Non c'è pillolina che ti da fiducia nel futuro, quando questa muore, muore. Io ho sopportato cose brutte per 22 anni, vicende davvero al limite di una vita normale e devo solo a me stesso la mia laurea, che una persona normale con la mia vita manco avrebbe potuto avere.
Ho sempre stretto i denti e per cosa? Per sentirmi preso per il culo per l'ennesima volta? Lei sapeva che conseguenze c'erano, il saperlo ti rende ancor più colpevole.

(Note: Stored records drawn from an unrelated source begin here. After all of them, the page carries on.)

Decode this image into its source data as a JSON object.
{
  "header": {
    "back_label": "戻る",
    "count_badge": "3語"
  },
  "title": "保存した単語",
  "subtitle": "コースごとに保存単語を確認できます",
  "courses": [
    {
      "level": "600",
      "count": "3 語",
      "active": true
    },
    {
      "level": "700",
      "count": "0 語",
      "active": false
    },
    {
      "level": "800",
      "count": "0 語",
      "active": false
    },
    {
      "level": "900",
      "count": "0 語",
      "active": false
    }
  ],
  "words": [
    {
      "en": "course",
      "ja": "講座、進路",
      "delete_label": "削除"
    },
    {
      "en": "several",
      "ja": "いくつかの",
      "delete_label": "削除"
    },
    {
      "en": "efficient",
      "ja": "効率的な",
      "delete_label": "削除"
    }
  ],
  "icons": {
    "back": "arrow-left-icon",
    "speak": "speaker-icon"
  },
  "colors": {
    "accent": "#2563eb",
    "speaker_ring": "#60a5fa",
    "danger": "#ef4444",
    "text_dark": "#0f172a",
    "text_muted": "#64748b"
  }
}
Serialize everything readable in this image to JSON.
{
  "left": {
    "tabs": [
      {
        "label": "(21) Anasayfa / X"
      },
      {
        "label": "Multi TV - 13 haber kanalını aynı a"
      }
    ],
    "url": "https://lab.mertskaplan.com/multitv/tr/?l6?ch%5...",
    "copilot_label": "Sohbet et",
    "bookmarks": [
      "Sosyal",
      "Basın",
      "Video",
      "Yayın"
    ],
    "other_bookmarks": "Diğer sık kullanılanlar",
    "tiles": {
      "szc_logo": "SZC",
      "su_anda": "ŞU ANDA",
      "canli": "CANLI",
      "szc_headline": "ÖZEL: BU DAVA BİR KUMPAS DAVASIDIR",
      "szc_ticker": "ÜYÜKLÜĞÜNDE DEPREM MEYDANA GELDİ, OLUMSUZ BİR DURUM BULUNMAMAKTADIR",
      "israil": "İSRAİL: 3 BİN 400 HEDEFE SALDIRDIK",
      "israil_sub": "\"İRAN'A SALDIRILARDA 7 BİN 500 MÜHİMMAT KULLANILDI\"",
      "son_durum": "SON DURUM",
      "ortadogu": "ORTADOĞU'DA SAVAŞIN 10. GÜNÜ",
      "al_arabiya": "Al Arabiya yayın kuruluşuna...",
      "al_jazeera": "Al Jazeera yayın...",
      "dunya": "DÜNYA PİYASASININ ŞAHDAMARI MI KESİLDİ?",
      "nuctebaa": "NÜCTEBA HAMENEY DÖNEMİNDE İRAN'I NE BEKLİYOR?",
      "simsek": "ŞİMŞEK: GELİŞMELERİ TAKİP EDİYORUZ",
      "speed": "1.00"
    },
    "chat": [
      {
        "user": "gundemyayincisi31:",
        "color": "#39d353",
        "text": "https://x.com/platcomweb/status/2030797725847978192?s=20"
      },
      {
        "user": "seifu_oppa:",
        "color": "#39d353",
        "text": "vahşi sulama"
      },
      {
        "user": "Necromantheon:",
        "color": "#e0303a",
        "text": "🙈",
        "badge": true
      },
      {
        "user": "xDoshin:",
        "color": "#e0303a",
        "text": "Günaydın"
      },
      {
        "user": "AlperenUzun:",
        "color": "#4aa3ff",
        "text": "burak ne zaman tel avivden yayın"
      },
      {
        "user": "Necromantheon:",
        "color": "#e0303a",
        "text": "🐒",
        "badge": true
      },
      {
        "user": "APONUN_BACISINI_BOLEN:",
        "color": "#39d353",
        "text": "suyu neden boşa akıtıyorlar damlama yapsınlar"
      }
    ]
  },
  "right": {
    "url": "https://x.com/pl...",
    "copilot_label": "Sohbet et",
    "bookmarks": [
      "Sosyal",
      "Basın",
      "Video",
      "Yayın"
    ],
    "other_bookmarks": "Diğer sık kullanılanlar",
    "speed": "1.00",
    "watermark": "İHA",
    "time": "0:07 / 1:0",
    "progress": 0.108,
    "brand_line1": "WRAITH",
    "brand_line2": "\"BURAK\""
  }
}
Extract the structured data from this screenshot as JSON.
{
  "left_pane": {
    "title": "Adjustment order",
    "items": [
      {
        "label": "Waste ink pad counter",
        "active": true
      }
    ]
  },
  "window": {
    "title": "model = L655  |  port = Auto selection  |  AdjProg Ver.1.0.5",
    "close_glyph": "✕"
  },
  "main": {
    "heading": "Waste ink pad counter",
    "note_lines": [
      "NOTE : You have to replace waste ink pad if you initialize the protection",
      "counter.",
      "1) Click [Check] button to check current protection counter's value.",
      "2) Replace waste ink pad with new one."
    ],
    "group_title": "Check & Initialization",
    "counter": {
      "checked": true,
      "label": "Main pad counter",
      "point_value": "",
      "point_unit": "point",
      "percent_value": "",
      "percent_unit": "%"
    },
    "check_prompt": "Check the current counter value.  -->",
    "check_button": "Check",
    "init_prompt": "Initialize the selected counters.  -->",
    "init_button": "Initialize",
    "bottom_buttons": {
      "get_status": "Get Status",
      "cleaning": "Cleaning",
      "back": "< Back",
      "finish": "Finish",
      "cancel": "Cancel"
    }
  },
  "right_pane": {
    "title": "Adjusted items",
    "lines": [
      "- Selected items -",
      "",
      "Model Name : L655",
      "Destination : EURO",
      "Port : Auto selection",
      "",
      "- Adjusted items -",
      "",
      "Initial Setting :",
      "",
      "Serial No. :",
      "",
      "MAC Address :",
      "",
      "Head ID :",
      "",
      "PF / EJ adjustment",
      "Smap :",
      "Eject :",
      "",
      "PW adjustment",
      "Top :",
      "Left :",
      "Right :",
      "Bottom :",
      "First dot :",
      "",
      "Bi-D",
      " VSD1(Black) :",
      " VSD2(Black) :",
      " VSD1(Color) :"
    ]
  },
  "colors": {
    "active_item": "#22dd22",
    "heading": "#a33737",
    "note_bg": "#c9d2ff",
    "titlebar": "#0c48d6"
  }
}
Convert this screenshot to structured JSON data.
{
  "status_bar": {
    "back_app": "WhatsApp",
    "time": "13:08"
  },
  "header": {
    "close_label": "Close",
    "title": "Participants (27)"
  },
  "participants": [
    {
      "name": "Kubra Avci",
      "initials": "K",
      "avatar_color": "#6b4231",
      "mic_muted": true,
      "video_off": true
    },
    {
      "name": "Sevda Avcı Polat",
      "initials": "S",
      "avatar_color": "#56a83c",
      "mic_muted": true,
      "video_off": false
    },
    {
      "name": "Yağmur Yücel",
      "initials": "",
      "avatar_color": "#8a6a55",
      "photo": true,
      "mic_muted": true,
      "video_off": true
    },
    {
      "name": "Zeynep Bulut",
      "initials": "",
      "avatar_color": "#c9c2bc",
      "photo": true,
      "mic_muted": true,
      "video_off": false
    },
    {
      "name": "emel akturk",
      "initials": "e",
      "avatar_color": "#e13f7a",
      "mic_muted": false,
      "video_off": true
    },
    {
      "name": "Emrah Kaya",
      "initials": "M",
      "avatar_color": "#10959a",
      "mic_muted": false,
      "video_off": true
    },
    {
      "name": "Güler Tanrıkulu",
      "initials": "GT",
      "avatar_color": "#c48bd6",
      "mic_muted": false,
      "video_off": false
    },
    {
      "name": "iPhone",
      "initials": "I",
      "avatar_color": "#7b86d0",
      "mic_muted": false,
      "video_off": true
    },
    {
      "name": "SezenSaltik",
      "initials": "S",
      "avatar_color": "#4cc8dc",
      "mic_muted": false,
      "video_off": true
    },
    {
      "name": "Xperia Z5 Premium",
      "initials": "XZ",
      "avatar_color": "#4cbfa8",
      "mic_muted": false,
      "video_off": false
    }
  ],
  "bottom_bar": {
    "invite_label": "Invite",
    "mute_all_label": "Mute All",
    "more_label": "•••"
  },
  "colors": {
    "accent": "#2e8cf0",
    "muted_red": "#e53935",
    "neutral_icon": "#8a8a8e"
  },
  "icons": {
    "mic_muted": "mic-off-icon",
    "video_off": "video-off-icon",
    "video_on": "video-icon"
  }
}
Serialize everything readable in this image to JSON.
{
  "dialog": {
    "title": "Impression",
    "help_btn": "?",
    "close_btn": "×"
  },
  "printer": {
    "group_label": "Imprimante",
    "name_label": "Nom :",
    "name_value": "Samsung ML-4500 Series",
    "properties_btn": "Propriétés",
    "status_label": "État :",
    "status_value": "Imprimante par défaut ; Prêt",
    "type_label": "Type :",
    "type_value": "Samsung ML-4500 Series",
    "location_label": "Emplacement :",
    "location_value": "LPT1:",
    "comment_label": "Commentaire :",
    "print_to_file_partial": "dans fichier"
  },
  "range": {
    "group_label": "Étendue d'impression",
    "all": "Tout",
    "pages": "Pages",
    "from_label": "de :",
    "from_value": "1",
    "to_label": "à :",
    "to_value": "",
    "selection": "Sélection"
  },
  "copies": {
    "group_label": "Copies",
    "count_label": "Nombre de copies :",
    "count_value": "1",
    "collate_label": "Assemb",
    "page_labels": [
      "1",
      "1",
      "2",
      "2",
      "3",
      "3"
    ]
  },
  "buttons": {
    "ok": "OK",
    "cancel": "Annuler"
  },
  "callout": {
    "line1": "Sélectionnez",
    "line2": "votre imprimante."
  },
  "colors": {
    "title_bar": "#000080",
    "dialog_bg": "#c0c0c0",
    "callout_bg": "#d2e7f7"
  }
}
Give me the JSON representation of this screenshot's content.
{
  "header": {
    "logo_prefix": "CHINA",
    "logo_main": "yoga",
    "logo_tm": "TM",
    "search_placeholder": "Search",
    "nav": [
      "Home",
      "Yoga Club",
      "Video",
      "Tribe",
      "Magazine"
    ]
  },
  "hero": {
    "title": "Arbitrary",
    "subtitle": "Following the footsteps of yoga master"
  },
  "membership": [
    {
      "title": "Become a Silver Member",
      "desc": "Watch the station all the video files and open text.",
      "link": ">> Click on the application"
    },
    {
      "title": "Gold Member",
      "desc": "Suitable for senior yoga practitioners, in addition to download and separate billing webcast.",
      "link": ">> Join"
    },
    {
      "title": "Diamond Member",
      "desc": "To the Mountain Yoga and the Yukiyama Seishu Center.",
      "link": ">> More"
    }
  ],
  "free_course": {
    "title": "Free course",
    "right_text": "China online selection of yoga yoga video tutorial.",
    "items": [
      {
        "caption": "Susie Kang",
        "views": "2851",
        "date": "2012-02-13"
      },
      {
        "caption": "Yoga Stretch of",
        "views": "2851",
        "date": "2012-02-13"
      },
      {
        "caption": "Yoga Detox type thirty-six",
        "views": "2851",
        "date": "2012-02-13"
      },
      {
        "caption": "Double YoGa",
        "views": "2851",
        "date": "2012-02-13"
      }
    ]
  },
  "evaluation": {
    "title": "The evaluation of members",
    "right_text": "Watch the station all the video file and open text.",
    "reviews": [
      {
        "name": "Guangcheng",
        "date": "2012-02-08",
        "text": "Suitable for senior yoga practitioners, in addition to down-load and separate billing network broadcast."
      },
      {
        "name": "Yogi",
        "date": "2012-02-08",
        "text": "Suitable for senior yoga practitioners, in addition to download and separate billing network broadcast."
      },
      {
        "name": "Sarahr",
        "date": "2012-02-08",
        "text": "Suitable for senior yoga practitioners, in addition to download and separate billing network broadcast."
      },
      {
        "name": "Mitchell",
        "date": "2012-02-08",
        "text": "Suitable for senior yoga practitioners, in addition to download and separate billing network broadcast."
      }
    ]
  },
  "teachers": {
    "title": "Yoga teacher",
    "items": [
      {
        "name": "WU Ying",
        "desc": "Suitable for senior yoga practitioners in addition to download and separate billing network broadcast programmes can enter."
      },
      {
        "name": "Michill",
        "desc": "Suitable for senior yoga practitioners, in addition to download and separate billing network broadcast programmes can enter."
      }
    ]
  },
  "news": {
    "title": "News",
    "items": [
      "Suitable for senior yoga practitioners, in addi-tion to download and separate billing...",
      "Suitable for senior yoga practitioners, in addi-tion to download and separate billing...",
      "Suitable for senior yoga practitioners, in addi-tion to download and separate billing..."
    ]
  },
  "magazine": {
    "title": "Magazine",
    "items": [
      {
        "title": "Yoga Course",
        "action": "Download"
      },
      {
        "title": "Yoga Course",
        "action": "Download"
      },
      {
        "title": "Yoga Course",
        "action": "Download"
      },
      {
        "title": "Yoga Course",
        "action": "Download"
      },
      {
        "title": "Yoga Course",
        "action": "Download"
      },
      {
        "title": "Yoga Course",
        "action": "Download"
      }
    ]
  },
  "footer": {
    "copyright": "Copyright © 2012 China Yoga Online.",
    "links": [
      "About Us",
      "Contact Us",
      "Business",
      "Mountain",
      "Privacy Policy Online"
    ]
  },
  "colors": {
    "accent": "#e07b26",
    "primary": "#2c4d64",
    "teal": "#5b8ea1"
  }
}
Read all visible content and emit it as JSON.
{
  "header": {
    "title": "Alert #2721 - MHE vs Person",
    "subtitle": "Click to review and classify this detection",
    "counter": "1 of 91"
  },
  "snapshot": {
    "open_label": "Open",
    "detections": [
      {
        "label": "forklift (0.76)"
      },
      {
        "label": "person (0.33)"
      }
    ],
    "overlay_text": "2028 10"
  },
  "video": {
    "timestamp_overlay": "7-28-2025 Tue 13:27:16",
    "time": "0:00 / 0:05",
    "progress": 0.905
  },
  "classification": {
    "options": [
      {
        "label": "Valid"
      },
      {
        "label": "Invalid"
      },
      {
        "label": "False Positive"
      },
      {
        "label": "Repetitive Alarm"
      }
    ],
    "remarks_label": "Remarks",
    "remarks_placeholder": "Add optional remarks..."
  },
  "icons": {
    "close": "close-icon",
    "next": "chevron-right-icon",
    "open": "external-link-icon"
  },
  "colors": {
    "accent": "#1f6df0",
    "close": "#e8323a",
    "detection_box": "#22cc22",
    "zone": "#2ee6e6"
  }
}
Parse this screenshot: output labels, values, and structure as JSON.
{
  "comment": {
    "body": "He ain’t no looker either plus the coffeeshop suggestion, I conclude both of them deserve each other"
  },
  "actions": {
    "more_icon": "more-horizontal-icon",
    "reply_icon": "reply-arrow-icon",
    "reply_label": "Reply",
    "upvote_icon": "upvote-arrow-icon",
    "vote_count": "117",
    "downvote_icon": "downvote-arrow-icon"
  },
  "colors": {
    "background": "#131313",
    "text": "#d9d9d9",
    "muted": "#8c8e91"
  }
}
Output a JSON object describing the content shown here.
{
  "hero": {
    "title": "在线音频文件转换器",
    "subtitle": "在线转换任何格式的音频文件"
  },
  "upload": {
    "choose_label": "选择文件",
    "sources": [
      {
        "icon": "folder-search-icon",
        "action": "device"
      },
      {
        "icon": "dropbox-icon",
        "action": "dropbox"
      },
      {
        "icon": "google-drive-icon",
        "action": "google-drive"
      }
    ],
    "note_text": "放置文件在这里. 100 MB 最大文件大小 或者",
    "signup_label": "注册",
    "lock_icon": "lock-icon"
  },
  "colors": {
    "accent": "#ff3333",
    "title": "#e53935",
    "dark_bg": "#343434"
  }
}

cosa ti devo dire, la tua condizione va al di là delle mie possibilità di comprensione
capisco però che ne ha passate tante e nessuno è sovrumano
però qualcosa di positivo ci dovrà pure essere a cui puoi aggrapparti
dici che laurearti non ti ha dato emozioni ma in questa tua risposta è l'unica luce che vedo
per come sono fatto io mi attaccherei a quello
 

Flavia

utente che medita
cosa ti devo dire, la tua condizione va al di là delle mie possibilità di comprensione
capisco però che ne ha passate tante e nessuno è sovrumano
però qualcosa di positivo ci dovrà pure essere a cui puoi aggrapparti
dici che laurearti non ti ha dato emozioni ma in questa tua risposta è l'unica luce che vedo
per come sono fatto io mi attaccherei a quello
Ti quoto.
Mi unisco al pensiero di Tesla: Daniele fa veramente male leggere le tue parole
 
Stato
Discussione chiusa ad ulteriori risposte.